Alan Moylan, Coral Gables, Fla.

'Down with the People'
Jacob Weisberg's column made me want to stand up and cheer. We're all so good at finger-pointing, we can't see the real problem: we want everything at little cost to us. I wonder where all the "deficit hawks" were from 2001 to 2009, while we gave away our surplus and started two wars, one without cause. Now, suddenly, fiscal responsibility is a rallying cry—as if the problem started last year and has nothing to do with us personally. Thanks for calling a spade a spade.
Theo Tucker, Cincinnati, Ohio

While it is easy for Jacob Weisberg to cherry-pick polls to support his assertion that the grave situation facing America is due to the "childishness, ignorance, and growing incoherence of the public at large," it is increasingly clear that pundits like him are the ones who are actually living in Candyland.
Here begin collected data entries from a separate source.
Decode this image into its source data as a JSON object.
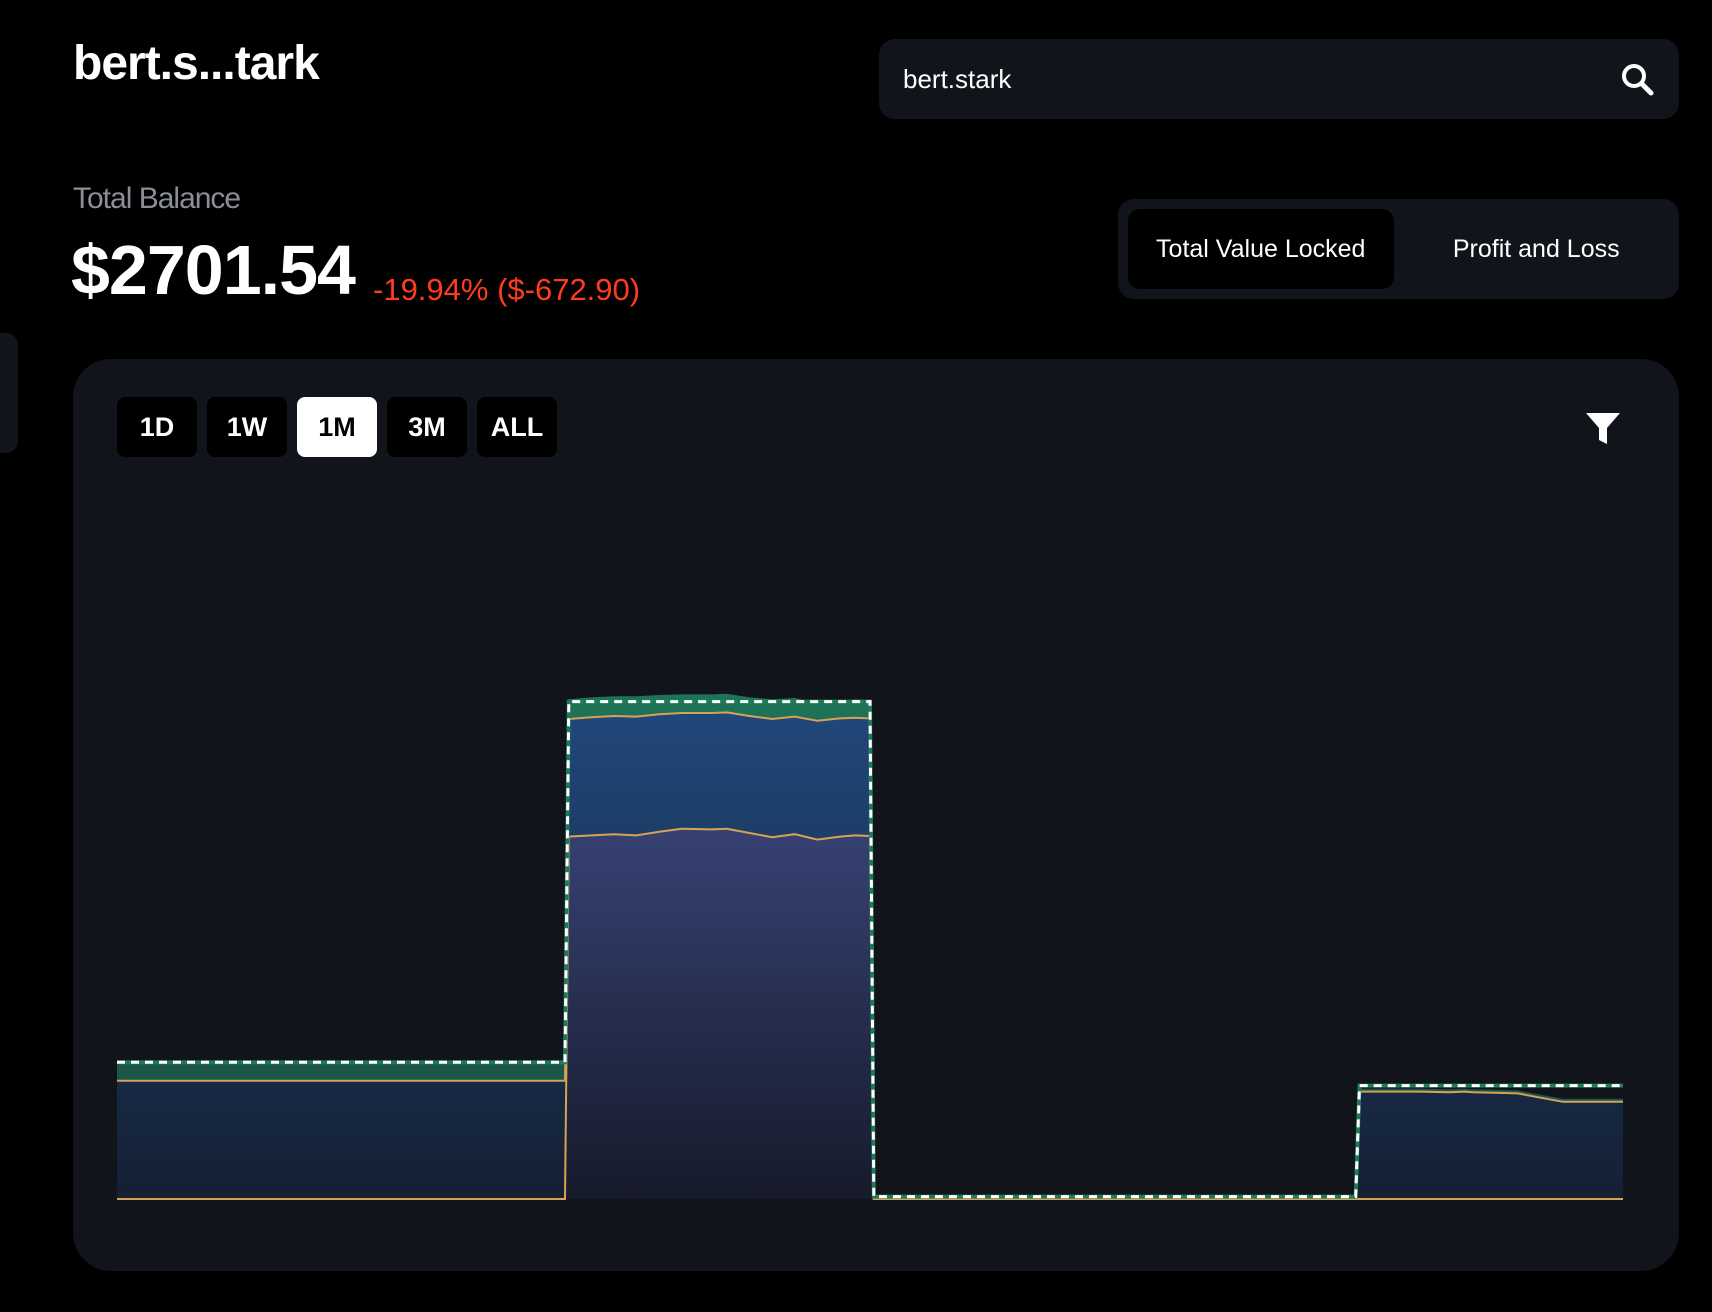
{
  "header": {
    "account_title": "bert.s...tark",
    "search": {
      "value": "bert.stark",
      "icon": "search-icon"
    }
  },
  "balance": {
    "label": "Total Balance",
    "value": "$2701.54",
    "change": "-19.94% ($-672.90)",
    "change_color": "#ff3b1f"
  },
  "view_toggle": {
    "options": [
      "Total Value Locked",
      "Profit and Loss"
    ],
    "selected": "Total Value Locked"
  },
  "ranges": {
    "options": [
      "1D",
      "1W",
      "1M",
      "3M",
      "ALL"
    ],
    "selected": "1M"
  },
  "filter": {
    "icon": "filter-icon"
  },
  "colors": {
    "background": "#000000",
    "card": "#11141a",
    "layer_green": "#1f7a5a",
    "layer_blue": "#24508a",
    "layer_indigo": "#4a5aa0",
    "line_orange": "#d6a255",
    "total_line": "#ffffff"
  },
  "chart_data": {
    "type": "area",
    "stacked": true,
    "x_axis_labels_shown": false,
    "y_axis_labels_shown": false,
    "grid": false,
    "legend": "none",
    "ylim": [
      0,
      100
    ],
    "x": [
      0,
      0.3,
      0.55,
      0.8,
      1,
      1.6,
      2.8,
      3.3,
      3.4,
      3.45,
      3.95,
      4.4,
      4.65,
      4.9,
      5,
      5.25,
      5.45,
      5.7,
      5.95,
      6,
      6.3,
      6.6,
      6.9,
      7.2,
      7.5,
      7.9,
      8.1,
      8.4,
      8.7,
      9,
      9.3,
      9.6,
      9.8,
      10,
      10.05,
      10.4,
      10.8,
      11.3,
      12,
      13,
      14,
      15,
      16,
      16.45,
      16.5,
      16.9,
      17.3,
      17.7,
      17.9,
      18,
      18.3,
      18.6,
      19.2,
      19.6,
      19.7,
      20
    ],
    "series": [
      {
        "values": [
          0,
          0,
          0,
          0,
          0,
          0,
          0,
          0,
          0,
          0,
          0,
          0,
          0,
          0,
          0,
          0,
          0,
          0,
          0,
          60.4,
          60.6,
          60.8,
          60.6,
          61.2,
          61.7,
          61.6,
          61.7,
          61.0,
          60.3,
          60.8,
          59.9,
          60.4,
          60.6,
          60.5,
          0,
          0,
          0,
          0,
          0,
          0,
          0,
          0,
          0,
          0,
          0,
          0,
          0,
          0,
          0,
          0,
          0,
          0,
          0,
          0,
          0,
          0
        ]
      },
      {
        "values": [
          19.7,
          19.7,
          19.7,
          19.7,
          19.7,
          19.7,
          19.7,
          19.7,
          19.7,
          19.7,
          19.7,
          19.7,
          19.7,
          19.7,
          19.7,
          19.7,
          19.7,
          19.7,
          19.7,
          19.6,
          19.7,
          19.7,
          19.8,
          19.6,
          19.3,
          19.4,
          19.4,
          19.5,
          19.7,
          19.6,
          19.8,
          19.7,
          19.6,
          19.6,
          0,
          0,
          0,
          0,
          0,
          0,
          0,
          0,
          0,
          0,
          17.9,
          17.9,
          17.9,
          17.8,
          17.9,
          17.8,
          17.7,
          17.6,
          16.2,
          16.2,
          16.2,
          16.2
        ]
      },
      {
        "values": [
          3.1,
          3.1,
          3.1,
          3.1,
          3.1,
          3.1,
          3.1,
          3.1,
          3.1,
          3.1,
          3.1,
          3.1,
          3.1,
          3.1,
          3.1,
          3.1,
          3.1,
          3.1,
          3.1,
          3.3,
          3.3,
          3.3,
          3.4,
          3.2,
          3.1,
          3.1,
          3.1,
          3.1,
          3.3,
          3.1,
          3.0,
          3.0,
          3.1,
          3.1,
          0.4,
          0.4,
          0.4,
          0.4,
          0.4,
          0.4,
          0.4,
          0.4,
          0.4,
          0.4,
          0.5,
          0.5,
          0.5,
          0.5,
          0.5,
          0.5,
          0.5,
          0.5,
          0.5,
          0.5,
          0.5,
          0.5
        ]
      }
    ],
    "total": [
      22.8,
      22.8,
      22.8,
      22.8,
      22.8,
      22.8,
      22.8,
      22.8,
      22.8,
      22.8,
      22.8,
      22.8,
      22.8,
      22.8,
      22.8,
      22.8,
      22.8,
      22.8,
      22.8,
      82.9,
      82.9,
      82.9,
      82.9,
      82.9,
      82.9,
      82.9,
      82.9,
      82.9,
      82.9,
      82.9,
      82.9,
      82.9,
      82.9,
      82.9,
      0.4,
      0.4,
      0.4,
      0.4,
      0.4,
      0.4,
      0.4,
      0.4,
      0.4,
      0.4,
      18.9,
      18.9,
      18.9,
      18.9,
      18.9,
      18.9,
      18.9,
      18.9,
      18.9,
      18.9,
      18.9,
      18.9
    ]
  }
}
He misleads readers by painting a false choice between balancing the budget in the long run and funding unemployment benefits and health care in the present. It is possible to do both by increasing the corporate tax rate, instituting a modest financial-transaction tax, and decreasing military spending by pulling out of Iraq and Afghanistan.
Zoran Tasic, St. Louis, Mo.

'Who'll Pay the Piper?'
I have yet to see any letter to the editor opposing the constant rant that older Americans should be made to wait for Social Security and Medicare. I was laid off at 65. My retirement finances were decimated by the recession. Without Medicare, I would have no health insurance. If I took Social Security now, I wouldn't even get enough to pay my mortgage. Without the money I get from renting rooms in my house, I would be on the street. Yet Robert J. Samuelson thinks I should wait until 70 for Social Security and Medicare benefits.
Flo Samuels, Hayward, Calif.

'Fool's Gold'
In 1999 I attended a high school not 20 miles from Columbine. Our school was just as jock-dominated, but we escaped a massacre because it was not student athletes who caused that tragedy but two cruel, disturbed boys. Blaming athletes for Columbine is unconscionable, and Christopher Hitchens should be ashamed of himself. Instead he is content to sit back and insult people who find happiness in something other than what he finds happiness in—not unlike the religious fanatics he often rails against.
Jamie Bunting, Davis, Calif.

In "Buh-Bye, Wireless Guys," we suggested the Apple iPad can play content from Hulu. Since the iPad does not run Adobe Flash, it cannot play Hulu content. Newsweek regrets the error.